The 20 percent price premium tells a specific story. Under maximum pressure, Iranian crude traded at a steep discount to Brent – sometimes $15 to $20 per barrel below benchmark – because buyers were absorbing legal and financial risk in purchasing sanctioned oil. With the waiver in place, the discount compresses. Iranian crude can now be priced at or near legitimate market rates. At Brent near $73 per barrel, a 20 percent premium over the discounted baseline translates to roughly $10 to $15 per barrel in additional revenue. Across 40 to 50 million barrels, that is between $400 million and $750 million in incremental revenue over two weeks – before accounting for the $6 billion in frozen assets moving separately.

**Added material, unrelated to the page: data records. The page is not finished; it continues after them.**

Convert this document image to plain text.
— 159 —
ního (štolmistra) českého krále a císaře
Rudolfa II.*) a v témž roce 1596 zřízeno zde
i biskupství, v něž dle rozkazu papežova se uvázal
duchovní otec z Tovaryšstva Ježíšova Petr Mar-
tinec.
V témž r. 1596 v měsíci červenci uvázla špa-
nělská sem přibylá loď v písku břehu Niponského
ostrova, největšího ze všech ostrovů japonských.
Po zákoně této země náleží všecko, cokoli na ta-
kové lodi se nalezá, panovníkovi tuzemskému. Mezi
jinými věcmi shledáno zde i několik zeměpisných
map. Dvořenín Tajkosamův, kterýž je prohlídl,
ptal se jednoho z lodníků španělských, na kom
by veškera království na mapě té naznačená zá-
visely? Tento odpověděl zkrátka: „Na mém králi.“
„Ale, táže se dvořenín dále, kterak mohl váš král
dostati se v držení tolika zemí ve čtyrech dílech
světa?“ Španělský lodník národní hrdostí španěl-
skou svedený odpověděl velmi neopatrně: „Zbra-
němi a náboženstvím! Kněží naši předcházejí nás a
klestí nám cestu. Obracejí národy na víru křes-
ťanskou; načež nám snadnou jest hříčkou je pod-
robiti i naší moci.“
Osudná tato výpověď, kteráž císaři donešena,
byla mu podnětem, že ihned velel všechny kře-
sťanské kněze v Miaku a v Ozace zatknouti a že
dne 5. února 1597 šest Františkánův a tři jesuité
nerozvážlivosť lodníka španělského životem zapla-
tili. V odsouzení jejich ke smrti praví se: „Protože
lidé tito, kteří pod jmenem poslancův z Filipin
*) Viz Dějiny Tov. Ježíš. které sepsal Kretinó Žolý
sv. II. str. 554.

Iran’s assertion of corridor authority in the Strait of Hormuz is a parallel signal: the transit framework Iran has built with Oman, routing commercial vessels through a designated northern-shore corridor, is also part of the economic architecture Tehran is constructing around the waiver period. The corridor concentrates transit data and positions Iran to make the economic case that it is a functional partner in Hormuz management – an argument that becomes more credible the more oil moves through it on schedule.

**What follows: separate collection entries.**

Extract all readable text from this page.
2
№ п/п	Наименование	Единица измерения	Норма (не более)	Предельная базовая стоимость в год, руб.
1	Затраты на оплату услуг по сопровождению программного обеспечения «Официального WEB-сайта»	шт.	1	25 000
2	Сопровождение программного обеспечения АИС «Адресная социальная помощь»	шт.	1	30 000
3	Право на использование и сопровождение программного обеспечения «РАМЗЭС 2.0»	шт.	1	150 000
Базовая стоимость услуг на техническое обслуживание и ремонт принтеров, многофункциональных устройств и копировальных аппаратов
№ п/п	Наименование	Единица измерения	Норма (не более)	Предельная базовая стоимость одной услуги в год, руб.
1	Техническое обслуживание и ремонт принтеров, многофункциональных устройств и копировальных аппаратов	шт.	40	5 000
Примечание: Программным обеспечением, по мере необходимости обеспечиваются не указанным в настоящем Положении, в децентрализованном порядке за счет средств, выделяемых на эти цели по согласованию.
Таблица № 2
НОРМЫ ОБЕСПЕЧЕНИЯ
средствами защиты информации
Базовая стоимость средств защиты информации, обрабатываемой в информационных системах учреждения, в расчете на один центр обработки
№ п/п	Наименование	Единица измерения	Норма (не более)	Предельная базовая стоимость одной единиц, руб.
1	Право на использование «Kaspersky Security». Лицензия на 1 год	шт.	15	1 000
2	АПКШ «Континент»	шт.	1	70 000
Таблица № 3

What has not shifted is the war-risk insurance classification. Shipping underwriters still classify the Strait of Hormuz as a warlike operations area, which means the war-risk premium on every vessel transiting the waterway remains elevated regardless of what diplomats have agreed in Doha or Islamabad. That premium is a cost imposed on buyers of Iranian oil and on all Hormuz traffic. It will not come down until underwriters decide that the political resolution required to end the elevated-risk designation has been reached. The MoU’s suspension of oil sanctions was the necessary but not sufficient condition for the premium to fall: what the insurance market requires is resolution of the Hormuz toll question and IAEA access – neither of which the latest Doha round produced.

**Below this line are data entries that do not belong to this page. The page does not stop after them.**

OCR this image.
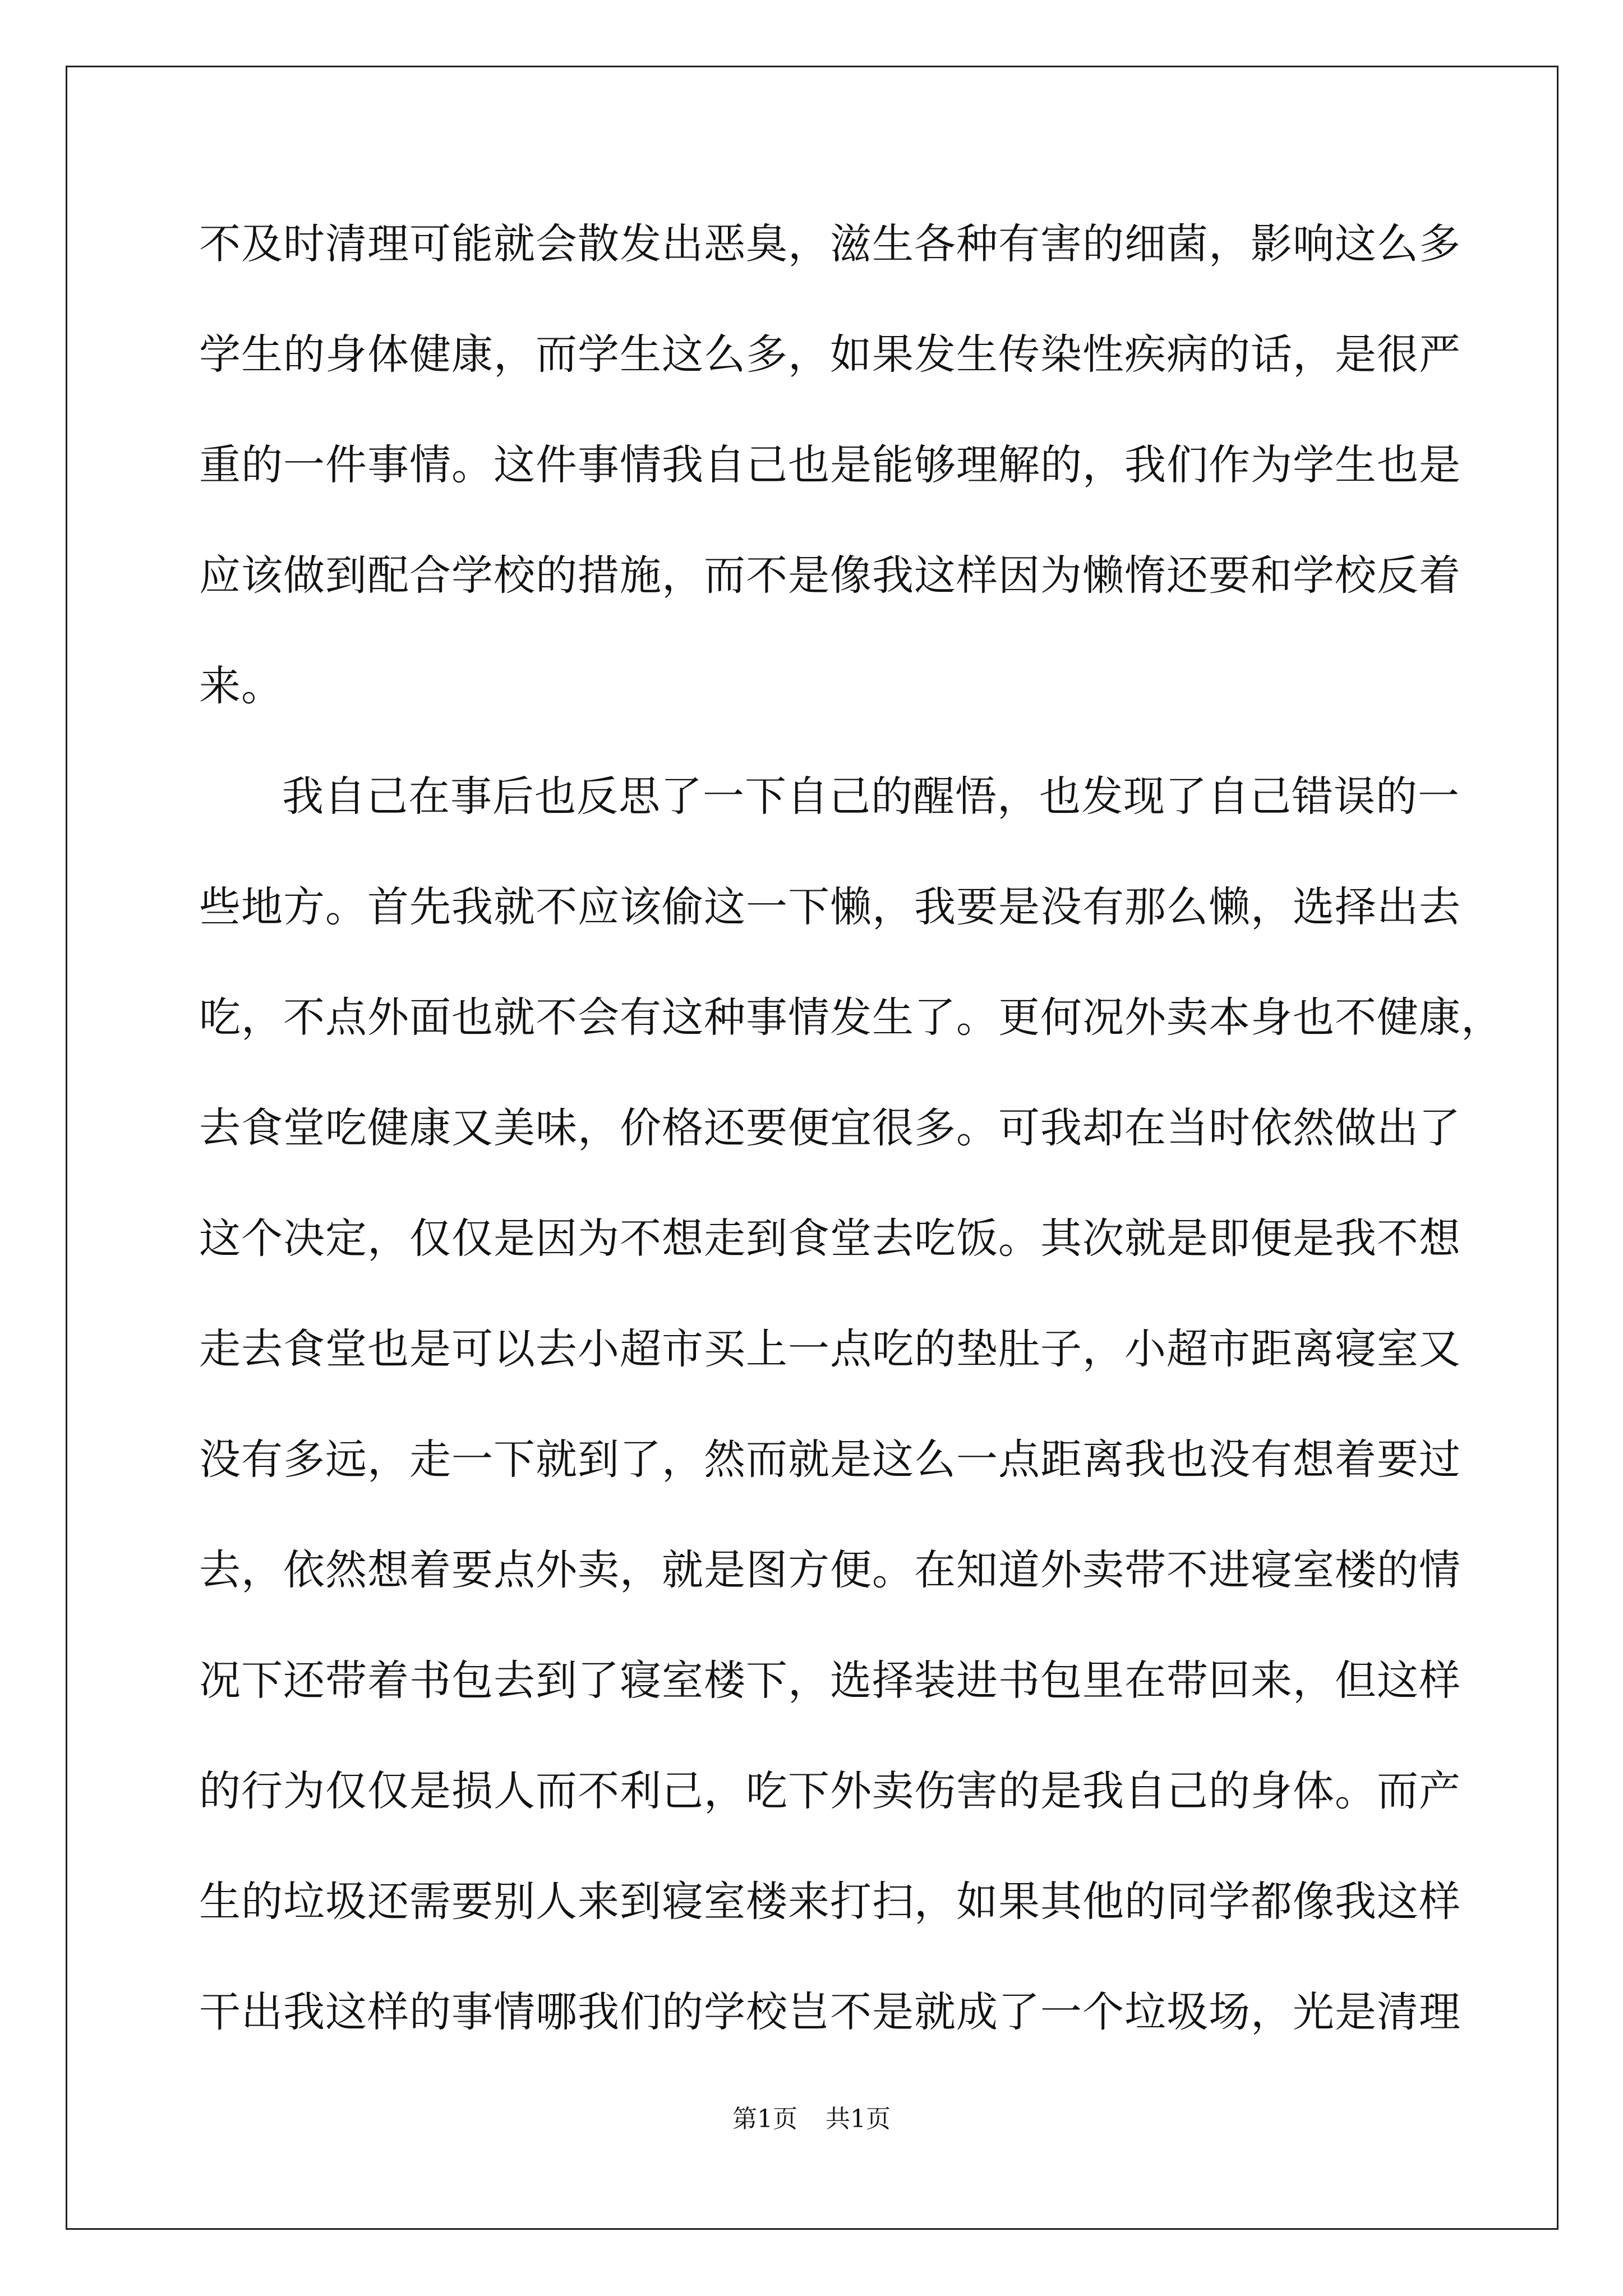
不及时清理可能就会散发出恶臭，滋生各种有害的细菌，影响这么多
学生的身体健康，而学生这么多，如果发生传染性疾病的话，是很严
重的一件事情。这件事情我自己也是能够理解的，我们作为学生也是
应该做到配合学校的措施，而不是像我这样因为懒惰还要和学校反着
来。
我自己在事后也反思了一下自己的醒悟，也发现了自己错误的一
些地方。首先我就不应该偷这一下懒，我要是没有那么懒，选择出去
吃，不点外面也就不会有这种事情发生了。更何况外卖本身也不健康，
去食堂吃健康又美味，价格还要便宜很多。可我却在当时依然做出了
这个决定，仅仅是因为不想走到食堂去吃饭。其次就是即便是我不想
走去食堂也是可以去小超市买上一点吃的垫肚子，小超市距离寝室又
没有多远，走一下就到了，然而就是这么一点距离我也没有想着要过
去，依然想着要点外卖，就是图方便。在知道外卖带不进寝室楼的情
况下还带着书包去到了寝室楼下，选择装进书包里在带回来，但这样
的行为仅仅是损人而不利己，吃下外卖伤害的是我自己的身体。而产
生的垃圾还需要别人来到寝室楼来打扫，如果其他的同学都像我这样
干出我这样的事情哪我们的学校岂不是就成了一个垃圾场，光是清理
第1页 共1页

India’s position is the complicating variable. Indian refiners were among the primary beneficiaries of maximum-pressure discounts, purchasing Iranian crude through gray-market channels at prices that reflected the sanction risk. Those channels and the relationships sustaining them are still in place. The Economic Times reported that Indian refiners were unlikely to rush for Iranian oil despite the waiver, partly because the August 21 deadline creates supply uncertainty: a refiner who contracts Iranian crude now is exposed if negotiations fail and sanctions reimpose in seven weeks. The largest buyers moving Iranian volumes in the waiver window remain Asian intermediaries with existing Iran-exposure frameworks, not new entrants testing a durable post-sanctions market.
The export surge Iran is executing in the waiver window is therefore happening in a market that is partly skeptical of its durability. Forty to fifty million barrels in two weeks is above Iran’s pre-maximum-pressure export pace, which analysts read as Iran liquidating storage volumes that accumulated during the blockade. Sustained export capacity at that rate would require the resolution of exactly the questions the Doha talks deferred: a Hormuz framework that lowers insurance costs, and a nuclear agreement that takes the August 21 sanctions reimposition off the table. The revenue Iran has already captured in the first two weeks is real. According to CNBC, Iran is now selling crude at a 20 percent premium to blockade-era prices – a gain that disappears if the MoU framework fails and maximum pressure returns. The remaining 45 days of the window are, among other things, a race between Iran’s ability to bank enough gains to have a stake in the deal’s success and Washington’s ability to hold the sanctions lever credibly enough to force the harder concessions the deal still requires.